BType, who perform with a hacked GameBoy. Photograph: Jaime Bott

“I’d trained as an actor and was living with a house full of animators, one of whom was working on Theme Hospital,” she says. “I was doing voiceovers for ‘Have you been involved an accident?’-type adverts. I sent in my reel and they hired me … There’s only one voice in the game and it’s mine: I play the receptionist who guides the player around the game.”

Green has only performed her Theme Hospital set a handful of times. Sets are kept to about 10 minutes. “Nobody would want to listen to me for a whole night,” she laughs. “It’s a nostalgia trick, isn’t it? People were teenagers in the 90s when Theme Hospital came out. Now they’re in their 40s. It’s sweet how much they enjoy that nostalgia of hearing my voice. But you do get younger people, because their dad played it.”

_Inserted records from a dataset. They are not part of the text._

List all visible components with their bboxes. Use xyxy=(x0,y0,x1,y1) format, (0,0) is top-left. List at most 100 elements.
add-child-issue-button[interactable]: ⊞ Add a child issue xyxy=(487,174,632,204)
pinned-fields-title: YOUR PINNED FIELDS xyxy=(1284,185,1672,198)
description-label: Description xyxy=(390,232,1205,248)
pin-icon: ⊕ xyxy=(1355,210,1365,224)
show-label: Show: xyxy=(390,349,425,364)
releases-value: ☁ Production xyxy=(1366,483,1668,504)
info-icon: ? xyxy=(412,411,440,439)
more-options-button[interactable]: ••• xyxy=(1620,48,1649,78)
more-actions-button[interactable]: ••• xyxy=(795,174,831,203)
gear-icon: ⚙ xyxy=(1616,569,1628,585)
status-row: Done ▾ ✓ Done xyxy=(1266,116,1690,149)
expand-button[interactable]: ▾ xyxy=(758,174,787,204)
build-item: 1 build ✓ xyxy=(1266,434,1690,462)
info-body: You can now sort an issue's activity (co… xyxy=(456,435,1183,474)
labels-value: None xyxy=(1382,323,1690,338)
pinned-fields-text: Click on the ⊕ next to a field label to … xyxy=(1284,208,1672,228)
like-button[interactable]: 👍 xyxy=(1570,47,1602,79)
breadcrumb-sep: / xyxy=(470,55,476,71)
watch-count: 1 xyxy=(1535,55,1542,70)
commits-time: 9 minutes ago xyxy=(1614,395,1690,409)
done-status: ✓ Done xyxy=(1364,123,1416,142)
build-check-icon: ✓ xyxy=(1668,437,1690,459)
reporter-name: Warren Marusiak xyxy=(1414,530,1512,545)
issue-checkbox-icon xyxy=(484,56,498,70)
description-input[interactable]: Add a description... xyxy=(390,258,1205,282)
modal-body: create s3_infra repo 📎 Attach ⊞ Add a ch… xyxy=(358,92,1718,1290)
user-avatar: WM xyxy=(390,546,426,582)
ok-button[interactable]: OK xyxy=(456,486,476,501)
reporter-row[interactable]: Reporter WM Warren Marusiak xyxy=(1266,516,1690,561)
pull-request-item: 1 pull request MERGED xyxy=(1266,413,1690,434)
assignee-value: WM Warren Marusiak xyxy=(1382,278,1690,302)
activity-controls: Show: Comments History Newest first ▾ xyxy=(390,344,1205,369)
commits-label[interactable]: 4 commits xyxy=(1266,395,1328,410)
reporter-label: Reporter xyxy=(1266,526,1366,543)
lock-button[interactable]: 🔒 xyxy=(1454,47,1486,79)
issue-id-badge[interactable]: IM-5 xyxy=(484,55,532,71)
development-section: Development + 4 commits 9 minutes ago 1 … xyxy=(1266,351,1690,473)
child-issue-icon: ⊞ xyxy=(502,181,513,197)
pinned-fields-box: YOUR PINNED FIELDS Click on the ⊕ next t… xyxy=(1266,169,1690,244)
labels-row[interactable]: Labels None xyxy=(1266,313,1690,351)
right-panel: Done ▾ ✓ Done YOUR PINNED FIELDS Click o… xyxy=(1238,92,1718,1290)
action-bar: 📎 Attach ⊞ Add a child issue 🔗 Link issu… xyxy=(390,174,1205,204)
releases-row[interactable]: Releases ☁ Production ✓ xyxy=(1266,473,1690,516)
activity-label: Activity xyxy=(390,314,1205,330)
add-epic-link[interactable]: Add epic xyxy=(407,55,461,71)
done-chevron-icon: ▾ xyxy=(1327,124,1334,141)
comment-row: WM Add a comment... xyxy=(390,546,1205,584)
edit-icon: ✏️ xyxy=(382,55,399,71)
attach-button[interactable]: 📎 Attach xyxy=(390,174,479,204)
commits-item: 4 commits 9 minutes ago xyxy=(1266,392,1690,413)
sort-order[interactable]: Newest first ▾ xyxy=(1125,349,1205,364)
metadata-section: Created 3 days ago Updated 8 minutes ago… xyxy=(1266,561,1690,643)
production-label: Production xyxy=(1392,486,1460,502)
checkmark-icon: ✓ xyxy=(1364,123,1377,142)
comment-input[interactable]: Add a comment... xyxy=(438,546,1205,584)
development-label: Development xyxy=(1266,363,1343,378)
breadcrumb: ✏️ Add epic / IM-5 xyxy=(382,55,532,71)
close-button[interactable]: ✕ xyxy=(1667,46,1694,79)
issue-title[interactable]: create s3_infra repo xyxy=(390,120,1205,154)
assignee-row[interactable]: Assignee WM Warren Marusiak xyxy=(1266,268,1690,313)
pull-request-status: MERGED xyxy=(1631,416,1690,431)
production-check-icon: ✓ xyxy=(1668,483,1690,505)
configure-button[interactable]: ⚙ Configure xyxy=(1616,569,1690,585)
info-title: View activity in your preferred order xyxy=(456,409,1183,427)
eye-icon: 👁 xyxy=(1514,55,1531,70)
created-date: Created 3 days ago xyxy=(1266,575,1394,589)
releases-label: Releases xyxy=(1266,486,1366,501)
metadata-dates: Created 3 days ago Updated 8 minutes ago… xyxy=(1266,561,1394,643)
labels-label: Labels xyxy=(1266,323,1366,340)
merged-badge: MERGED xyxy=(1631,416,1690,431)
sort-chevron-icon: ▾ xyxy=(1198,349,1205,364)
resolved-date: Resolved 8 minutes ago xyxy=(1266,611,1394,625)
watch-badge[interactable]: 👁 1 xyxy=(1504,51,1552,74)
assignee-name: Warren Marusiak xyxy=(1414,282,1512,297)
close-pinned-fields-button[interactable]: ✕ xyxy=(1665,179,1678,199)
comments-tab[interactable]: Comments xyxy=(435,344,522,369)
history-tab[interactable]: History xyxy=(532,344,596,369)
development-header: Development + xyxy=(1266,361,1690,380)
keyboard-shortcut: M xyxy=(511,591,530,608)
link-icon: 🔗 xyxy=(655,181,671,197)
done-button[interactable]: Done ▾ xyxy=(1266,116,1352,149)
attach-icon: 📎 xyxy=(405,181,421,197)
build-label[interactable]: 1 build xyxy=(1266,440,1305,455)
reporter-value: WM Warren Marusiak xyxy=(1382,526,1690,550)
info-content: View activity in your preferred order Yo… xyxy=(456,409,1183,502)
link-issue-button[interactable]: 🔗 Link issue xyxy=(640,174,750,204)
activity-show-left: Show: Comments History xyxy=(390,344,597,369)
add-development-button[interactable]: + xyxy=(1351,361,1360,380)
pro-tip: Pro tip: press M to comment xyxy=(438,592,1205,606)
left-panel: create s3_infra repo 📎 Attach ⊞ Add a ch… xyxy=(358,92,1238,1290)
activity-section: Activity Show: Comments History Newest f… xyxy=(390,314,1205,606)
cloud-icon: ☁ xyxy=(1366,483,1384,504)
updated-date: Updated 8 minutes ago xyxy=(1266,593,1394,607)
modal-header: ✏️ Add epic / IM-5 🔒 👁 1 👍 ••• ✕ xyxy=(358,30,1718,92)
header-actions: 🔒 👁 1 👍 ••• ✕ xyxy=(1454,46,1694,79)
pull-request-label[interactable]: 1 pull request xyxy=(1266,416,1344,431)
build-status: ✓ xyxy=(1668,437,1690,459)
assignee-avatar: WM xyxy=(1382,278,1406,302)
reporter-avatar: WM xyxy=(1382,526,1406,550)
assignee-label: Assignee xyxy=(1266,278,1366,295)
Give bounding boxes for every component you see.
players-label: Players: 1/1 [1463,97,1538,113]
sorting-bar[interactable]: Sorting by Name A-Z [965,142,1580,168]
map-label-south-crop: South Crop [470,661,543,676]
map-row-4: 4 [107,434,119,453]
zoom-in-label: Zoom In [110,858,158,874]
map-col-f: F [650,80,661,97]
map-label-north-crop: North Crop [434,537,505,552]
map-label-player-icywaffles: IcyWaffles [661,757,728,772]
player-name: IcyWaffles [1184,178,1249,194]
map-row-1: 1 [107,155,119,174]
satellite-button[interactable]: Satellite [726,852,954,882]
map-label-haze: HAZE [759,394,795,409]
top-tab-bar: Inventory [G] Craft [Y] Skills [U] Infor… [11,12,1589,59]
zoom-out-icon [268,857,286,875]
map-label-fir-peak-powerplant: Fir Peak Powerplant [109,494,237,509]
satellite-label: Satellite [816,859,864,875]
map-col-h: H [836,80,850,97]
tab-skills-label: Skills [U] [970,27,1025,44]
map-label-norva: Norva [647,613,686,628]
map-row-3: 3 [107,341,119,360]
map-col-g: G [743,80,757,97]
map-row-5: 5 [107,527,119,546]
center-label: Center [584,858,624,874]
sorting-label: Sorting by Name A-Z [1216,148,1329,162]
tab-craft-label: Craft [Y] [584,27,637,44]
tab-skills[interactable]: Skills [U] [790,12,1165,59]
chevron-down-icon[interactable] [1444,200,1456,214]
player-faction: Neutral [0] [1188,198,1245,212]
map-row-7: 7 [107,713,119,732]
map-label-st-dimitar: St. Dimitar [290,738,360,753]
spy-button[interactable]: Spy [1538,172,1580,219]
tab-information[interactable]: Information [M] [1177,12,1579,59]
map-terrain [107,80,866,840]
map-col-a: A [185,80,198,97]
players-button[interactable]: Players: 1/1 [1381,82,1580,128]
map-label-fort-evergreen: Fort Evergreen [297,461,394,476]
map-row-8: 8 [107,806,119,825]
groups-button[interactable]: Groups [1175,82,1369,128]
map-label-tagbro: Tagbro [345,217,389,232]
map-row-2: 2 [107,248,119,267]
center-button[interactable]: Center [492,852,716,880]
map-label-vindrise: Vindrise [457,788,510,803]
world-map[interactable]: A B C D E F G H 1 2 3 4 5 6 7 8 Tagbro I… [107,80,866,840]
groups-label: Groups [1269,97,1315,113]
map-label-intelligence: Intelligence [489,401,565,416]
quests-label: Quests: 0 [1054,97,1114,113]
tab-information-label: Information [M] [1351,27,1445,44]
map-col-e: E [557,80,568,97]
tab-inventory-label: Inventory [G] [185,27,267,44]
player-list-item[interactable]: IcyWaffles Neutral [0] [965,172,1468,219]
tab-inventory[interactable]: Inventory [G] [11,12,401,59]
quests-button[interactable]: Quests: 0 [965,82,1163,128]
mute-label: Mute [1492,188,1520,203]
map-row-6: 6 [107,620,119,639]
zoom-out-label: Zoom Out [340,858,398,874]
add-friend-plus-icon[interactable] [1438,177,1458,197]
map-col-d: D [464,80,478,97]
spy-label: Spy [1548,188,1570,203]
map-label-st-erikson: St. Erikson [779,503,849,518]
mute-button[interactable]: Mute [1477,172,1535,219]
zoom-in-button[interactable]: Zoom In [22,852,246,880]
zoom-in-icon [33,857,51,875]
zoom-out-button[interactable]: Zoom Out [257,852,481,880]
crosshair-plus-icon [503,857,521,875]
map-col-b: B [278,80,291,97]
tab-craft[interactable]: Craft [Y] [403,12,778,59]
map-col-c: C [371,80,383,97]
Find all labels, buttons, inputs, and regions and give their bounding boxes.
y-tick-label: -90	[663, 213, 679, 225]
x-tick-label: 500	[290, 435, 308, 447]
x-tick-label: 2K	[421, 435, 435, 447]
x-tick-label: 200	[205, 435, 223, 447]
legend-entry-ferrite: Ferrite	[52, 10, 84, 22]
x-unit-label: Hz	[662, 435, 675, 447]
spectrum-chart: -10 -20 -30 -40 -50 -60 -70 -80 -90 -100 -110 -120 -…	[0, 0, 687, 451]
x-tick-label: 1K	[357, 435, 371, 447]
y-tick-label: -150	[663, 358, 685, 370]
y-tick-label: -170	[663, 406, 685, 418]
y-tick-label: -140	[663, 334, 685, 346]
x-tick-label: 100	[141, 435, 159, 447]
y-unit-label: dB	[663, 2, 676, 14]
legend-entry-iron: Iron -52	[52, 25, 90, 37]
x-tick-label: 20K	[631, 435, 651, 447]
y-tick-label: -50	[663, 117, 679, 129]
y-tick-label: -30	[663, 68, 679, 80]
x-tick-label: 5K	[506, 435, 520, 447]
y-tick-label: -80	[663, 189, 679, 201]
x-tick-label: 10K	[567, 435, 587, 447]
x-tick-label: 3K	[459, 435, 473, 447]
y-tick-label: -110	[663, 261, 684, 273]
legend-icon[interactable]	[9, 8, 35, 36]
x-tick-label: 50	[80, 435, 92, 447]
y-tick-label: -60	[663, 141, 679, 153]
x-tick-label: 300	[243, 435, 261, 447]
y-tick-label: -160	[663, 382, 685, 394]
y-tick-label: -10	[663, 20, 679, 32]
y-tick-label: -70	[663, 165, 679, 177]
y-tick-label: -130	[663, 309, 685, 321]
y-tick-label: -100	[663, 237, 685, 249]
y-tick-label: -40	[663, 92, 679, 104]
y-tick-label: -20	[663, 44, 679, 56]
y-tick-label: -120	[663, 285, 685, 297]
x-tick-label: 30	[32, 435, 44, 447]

When did she last play Theme Hospital? “Never. I’m rubbish at computer games, although I did like Wipeout.” Green was hired to voice the mum in never-released follow-up, Theme Resort. She is now a voice coach to students at a local university, and also a playwright, having finished a version of Doctor Faustus and another play about a young, autistic standup comedian.

Does she get recognised from her role in Theme Hospital, I ask? “Maybe someone will ask me for a photo or to record a birthday message,” she says. “I’m not on Tik-Tok, but a video of me doing Theme Hospital has got more than 450,000 views. A few people have stopped me in the Co-op and said: ‘Are you the lady off TikTok?’ So that’s been quite funny.”